Rezension

Nichts für schwache Nerven

Lapvona -

Lapvona
von Ottessa Moshfegh

Wovon ist das Glück des Menschen abhängig?

Diese Frage exploriert Ottessa Moshfegh in ihrem Roman „Lapvona“ auf widerstrebende Art und Weise.

Es riecht nach Kot und Verwesung, nach Blut, Vieh und Schlamm – das ist Lapvona, der gottverlassenste Ort der Romanwelt. Hier ist niemand vom Glück begünstigt, am wenigsten Marek, der missgestaltete Sohn des Schafhirten. Doch sein Elend birgt auch eine große Kraft: baldige Nähe zu Gott durch Entsagung und Erniedrigung. Als er von Villiam, dem irren Landvogt, aufs Schloss berufen und als neuer Fürstensohn eingeführt wird, glaubt Marek sich zu Höherem erkoren. Denn noch ahnt er nicht, wie grausam nicht nur die Not, sondern auch die Sättigung den Menschen macht. In ihrem neuesten Meisterwerk entwirft Ottessa Moshfegh ein höllisches Panoptikum menschlicher Monstrosität und trifft in der grotesken Darstellung von Ungleichheit, Korruption und Tyrannei den Nerv unserer Zeit erschreckend genau.

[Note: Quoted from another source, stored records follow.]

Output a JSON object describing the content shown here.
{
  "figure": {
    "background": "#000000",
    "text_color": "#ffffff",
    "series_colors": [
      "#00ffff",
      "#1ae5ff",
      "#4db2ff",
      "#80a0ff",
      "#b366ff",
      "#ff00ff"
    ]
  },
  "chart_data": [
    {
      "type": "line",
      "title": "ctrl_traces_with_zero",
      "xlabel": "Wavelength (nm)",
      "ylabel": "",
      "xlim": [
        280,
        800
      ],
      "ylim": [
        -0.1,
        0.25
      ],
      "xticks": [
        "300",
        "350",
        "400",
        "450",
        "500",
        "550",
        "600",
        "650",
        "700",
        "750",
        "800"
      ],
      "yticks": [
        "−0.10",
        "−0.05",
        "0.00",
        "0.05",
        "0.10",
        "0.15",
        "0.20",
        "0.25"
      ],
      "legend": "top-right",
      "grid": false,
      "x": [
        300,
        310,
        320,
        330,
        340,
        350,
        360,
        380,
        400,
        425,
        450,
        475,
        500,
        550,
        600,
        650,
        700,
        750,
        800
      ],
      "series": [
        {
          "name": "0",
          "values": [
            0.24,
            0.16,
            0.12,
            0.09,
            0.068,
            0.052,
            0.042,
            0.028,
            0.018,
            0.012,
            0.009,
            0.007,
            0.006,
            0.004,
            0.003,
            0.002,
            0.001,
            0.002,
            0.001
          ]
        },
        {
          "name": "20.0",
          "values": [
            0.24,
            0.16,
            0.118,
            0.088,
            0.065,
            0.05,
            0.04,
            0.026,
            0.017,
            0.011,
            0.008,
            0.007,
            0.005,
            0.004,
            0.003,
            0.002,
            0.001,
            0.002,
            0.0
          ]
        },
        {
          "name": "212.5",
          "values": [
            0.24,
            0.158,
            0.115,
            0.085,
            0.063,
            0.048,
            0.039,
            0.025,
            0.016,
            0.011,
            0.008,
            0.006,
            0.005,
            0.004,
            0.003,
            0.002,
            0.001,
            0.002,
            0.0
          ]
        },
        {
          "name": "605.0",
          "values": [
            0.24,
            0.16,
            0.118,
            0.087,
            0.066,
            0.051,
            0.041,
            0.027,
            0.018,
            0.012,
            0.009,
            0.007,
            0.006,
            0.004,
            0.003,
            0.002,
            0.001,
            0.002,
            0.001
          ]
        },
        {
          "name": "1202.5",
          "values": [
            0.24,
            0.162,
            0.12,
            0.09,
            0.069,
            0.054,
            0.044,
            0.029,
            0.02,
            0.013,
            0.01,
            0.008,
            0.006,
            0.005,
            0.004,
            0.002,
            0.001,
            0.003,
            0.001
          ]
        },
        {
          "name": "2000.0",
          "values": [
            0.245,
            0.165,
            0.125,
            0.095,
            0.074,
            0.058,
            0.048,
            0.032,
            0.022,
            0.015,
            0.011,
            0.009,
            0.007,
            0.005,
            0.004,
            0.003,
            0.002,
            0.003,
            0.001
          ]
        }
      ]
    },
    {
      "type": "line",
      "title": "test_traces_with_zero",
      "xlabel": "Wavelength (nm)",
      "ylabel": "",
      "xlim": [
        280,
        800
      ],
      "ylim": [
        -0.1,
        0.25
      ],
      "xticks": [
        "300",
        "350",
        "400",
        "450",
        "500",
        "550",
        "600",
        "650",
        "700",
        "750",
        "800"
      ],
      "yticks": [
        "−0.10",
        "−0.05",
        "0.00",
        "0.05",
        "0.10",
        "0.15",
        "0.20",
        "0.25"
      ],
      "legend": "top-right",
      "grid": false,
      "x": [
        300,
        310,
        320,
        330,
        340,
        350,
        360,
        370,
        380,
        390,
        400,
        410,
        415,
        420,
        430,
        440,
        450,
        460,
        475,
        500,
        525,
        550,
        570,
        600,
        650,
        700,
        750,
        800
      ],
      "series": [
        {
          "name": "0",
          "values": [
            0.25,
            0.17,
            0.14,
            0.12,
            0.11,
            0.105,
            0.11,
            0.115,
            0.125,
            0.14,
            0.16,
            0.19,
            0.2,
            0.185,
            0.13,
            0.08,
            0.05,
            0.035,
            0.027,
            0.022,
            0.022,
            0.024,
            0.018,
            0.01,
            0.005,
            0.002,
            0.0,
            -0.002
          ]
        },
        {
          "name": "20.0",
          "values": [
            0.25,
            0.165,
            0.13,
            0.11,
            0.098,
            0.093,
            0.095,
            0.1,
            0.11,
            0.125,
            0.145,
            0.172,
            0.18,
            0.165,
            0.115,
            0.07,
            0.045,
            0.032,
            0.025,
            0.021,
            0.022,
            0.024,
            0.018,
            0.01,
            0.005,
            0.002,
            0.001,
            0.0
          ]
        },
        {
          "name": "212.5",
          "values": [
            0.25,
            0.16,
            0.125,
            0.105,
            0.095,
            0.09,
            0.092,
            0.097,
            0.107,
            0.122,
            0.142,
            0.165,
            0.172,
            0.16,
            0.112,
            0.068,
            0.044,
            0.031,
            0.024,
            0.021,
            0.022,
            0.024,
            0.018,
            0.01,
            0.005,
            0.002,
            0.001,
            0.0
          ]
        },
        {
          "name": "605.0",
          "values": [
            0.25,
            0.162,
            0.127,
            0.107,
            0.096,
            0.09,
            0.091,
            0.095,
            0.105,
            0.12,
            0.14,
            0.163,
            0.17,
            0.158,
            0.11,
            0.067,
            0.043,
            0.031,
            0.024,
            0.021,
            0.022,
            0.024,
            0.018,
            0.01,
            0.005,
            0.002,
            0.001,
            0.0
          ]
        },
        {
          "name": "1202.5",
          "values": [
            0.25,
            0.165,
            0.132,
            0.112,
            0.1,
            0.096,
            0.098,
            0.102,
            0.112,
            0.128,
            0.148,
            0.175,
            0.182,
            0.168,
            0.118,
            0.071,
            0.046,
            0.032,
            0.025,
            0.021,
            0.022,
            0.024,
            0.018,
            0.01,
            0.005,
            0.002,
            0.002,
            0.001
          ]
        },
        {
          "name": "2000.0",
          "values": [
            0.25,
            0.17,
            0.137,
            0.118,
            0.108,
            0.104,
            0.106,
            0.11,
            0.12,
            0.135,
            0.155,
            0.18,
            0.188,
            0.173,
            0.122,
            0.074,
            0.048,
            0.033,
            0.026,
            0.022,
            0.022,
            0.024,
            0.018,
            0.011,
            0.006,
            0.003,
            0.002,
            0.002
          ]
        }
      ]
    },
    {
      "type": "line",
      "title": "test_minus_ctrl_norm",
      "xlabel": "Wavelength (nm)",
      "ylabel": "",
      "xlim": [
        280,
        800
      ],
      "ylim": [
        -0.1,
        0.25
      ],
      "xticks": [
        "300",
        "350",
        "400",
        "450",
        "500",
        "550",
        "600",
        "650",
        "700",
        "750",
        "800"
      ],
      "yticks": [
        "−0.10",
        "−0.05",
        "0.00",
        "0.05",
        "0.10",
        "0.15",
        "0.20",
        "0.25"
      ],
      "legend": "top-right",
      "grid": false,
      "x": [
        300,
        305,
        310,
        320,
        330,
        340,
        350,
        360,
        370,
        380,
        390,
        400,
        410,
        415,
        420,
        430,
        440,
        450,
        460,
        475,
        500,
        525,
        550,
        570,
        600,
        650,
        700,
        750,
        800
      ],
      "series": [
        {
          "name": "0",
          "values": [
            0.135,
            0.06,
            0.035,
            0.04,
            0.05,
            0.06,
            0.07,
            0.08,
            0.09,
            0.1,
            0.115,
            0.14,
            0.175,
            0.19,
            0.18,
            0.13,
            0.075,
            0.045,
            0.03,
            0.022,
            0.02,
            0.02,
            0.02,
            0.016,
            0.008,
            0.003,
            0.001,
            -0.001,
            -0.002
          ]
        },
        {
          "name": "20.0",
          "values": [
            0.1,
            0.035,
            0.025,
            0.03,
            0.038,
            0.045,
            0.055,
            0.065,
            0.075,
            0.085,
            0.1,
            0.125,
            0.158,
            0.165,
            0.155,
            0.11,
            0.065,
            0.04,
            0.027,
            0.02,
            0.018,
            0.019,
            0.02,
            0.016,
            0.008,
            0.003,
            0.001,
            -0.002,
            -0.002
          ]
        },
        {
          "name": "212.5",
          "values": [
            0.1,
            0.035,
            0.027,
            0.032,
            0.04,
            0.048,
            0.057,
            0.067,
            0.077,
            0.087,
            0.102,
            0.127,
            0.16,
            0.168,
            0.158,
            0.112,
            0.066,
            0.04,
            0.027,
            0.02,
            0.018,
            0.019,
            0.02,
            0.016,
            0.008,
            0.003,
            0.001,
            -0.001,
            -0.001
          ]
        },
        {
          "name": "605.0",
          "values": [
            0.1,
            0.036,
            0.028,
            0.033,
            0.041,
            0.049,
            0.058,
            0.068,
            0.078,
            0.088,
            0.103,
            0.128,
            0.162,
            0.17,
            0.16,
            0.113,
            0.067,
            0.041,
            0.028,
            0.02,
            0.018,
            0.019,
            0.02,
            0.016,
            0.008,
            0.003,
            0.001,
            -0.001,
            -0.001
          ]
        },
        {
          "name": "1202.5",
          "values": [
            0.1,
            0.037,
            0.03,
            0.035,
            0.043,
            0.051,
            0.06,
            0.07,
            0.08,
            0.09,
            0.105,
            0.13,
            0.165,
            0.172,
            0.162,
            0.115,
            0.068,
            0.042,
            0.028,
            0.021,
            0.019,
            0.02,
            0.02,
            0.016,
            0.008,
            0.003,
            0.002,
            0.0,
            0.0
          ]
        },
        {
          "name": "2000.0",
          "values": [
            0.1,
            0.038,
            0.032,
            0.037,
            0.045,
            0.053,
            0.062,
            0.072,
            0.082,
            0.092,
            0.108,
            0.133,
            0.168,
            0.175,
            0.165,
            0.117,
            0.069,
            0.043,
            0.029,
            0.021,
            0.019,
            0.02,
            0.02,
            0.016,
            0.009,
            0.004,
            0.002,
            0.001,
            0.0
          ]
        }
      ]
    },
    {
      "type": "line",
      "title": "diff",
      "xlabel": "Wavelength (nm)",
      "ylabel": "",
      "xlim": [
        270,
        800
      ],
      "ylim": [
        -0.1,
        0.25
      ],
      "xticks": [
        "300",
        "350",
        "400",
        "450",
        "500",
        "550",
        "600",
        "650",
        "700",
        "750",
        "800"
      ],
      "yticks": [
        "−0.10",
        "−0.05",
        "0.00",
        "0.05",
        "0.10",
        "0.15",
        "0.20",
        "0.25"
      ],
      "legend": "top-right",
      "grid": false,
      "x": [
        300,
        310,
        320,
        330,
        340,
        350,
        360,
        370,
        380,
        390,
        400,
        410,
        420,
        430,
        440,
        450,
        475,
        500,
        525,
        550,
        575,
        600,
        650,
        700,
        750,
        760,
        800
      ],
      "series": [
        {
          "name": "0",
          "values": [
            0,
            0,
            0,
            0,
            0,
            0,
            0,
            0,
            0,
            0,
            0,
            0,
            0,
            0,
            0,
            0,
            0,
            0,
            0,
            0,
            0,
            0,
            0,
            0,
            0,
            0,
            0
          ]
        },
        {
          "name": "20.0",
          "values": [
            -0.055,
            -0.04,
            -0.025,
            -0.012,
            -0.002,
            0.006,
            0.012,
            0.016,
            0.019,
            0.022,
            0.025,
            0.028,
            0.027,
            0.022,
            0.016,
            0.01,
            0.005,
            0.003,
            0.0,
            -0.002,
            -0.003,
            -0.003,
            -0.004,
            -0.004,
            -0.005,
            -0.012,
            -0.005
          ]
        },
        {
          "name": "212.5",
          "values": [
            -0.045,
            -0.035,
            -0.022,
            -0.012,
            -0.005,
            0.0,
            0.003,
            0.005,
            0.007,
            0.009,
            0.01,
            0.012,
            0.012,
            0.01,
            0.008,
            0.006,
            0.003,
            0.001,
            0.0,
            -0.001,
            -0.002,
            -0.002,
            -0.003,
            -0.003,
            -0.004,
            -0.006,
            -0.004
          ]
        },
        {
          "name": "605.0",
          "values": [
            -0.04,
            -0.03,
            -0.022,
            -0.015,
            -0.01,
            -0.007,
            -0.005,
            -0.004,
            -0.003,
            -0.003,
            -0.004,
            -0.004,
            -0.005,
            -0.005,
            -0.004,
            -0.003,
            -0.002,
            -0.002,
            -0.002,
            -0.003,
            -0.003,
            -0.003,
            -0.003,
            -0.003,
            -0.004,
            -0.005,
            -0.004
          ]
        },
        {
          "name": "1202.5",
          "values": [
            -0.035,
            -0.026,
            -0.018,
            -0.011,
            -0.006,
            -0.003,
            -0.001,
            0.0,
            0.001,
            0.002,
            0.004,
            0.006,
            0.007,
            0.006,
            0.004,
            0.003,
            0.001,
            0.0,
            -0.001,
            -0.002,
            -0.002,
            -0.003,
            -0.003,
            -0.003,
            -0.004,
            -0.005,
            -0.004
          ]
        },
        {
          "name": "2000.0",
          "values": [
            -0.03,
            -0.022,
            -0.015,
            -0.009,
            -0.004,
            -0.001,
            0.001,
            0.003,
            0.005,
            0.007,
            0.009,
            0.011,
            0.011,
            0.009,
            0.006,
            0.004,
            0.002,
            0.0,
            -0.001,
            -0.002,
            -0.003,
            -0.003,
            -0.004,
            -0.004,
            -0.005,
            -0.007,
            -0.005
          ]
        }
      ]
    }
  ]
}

Der Roman erzählt vom mittelalterlichen Stadtgeschehen Lapvonas, die durch ihren Fürsten Villiam regiert wird. Im besonderen Fokus steht der Junge Marek, Sohn eines Lammhirten, der aufgrund seiner „Missgestalt“ von den anderen Dorfbewohner gemieden wird. Mehr kann man vorerst nicht beschreiben, denn ich denke jeder Versuch, diese Geschichte nachzuerzählen, misslingt. Diese Brutalität muss man selbst gelesen haben, wenn man sich denn dafür interessiert. Und ein dickes Fell hat. Denn die Szenen die einem vor Augen geführt werden, vergisst man nicht so leichte – ich zumindest nicht. Es gab genug Momente, an dem ich das Buch zur Seite stellen und nicht mehr in die Hand nehmen wollte; dabei behaupte ich schon von mir, dass ich auch groteske Angelegenheiten gut verkraften kann. Schließlich habe ich doch weitergelesen, denn Moshfegh schafft es zwischen diesen abscheulichen und faszinierenden Charakteren Konflikte zu schaffen, dass man einfach wissen MUSS, was aus ihnen wird. Wie in der Leserunde so treffend beschrieben wurde: Es ist wie bei einem Verkehrsunfall; man kann einfach nicht wegschauen.

Ottessa Moshfegh versteht das Schreiben und vor allem wie sie ihre Charaktere gegeneinander aufspielt, um psychisch vielschichtige Figuren zu schaffen.